Environment for evaluating C#
Closed this issue · 13 comments
Hi there,
I'm trying to reproduce the results on C# (c-sharp, c#, cs). I'm running it on an Ubuntu virtual machine.
- I tried the recommended podman way, but I don't think it ran correctly (finished instantly, no score output, no other informative output).

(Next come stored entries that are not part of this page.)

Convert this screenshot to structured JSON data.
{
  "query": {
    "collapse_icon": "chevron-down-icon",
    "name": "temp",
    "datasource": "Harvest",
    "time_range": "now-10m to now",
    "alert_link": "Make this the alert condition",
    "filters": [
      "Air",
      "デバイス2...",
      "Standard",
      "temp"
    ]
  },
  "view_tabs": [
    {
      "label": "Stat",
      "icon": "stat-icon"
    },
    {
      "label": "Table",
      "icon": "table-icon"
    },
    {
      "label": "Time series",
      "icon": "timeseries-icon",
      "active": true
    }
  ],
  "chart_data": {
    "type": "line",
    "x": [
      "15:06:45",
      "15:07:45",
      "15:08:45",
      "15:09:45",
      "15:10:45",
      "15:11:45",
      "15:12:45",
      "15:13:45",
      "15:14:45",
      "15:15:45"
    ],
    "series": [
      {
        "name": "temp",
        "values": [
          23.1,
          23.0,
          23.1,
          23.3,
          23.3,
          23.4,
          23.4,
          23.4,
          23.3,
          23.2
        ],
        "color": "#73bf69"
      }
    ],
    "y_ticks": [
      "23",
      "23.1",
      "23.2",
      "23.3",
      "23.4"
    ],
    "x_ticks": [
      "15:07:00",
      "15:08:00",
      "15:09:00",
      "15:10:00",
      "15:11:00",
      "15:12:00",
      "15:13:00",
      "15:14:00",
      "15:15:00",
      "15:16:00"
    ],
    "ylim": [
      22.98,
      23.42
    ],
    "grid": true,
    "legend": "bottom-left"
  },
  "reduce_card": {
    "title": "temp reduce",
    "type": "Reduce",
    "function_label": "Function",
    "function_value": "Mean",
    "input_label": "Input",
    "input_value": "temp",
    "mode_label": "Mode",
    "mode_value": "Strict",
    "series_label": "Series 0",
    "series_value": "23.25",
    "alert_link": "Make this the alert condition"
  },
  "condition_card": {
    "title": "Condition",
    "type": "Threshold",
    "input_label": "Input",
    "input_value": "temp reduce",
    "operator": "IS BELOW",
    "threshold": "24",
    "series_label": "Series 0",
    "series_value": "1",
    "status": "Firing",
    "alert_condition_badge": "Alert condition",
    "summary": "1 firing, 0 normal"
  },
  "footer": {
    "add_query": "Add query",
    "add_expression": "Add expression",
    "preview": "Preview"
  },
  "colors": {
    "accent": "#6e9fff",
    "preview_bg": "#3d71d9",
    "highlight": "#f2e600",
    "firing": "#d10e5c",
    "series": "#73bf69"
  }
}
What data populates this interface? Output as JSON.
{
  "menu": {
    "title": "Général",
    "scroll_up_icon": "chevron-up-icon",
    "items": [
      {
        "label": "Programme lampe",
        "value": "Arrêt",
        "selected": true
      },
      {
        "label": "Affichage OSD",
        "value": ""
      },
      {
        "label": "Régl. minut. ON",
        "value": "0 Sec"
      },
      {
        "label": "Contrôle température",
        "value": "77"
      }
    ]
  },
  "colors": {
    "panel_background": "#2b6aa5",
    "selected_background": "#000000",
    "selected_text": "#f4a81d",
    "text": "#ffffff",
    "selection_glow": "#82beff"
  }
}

- Then I choose to run it without a container, and it says
File "/export/home/project/codeai/MultiPL-E/evaluation/src/eval_cs.py", line 24, in eval_script
build = subprocess.run(["csc", "/d:DEBUG", "-r:System.Numerics.dll", path, f"/out:{binaryname}"], capture_output=True)
File "/export/share/ruimeng/env/anaconda/envs/codegen/lib/python3.8/subprocess.py", line 493, in run
with Popen(*popenargs, **kwargs) as process:
File "/export/share/ruimeng/env/anaconda/envs/codegen/lib/python3.8/subprocess.py", line 858, in __init__
self._execute_child(args, executable, preexec_fn, close_fds,
File "/export/share/ruimeng/env/anaconda/envs/codegen/lib/python3.8/subprocess.py", line 1704, in _execute_child
raise child_exception_type(errno_num, err_msg, err_filename)
FileNotFoundError: [Errno 2] No such file or directory: 'csc'
AFAIK, csc won't work on linux machines. Can you share more details about how to configure C# running environment? Also, Toolchains page says Conda is required. Does conda provides anything for executing C#?
Thank you!
Rui
(Sorry, the Conda directions are out of date. Conda is not needed, since the container now works.)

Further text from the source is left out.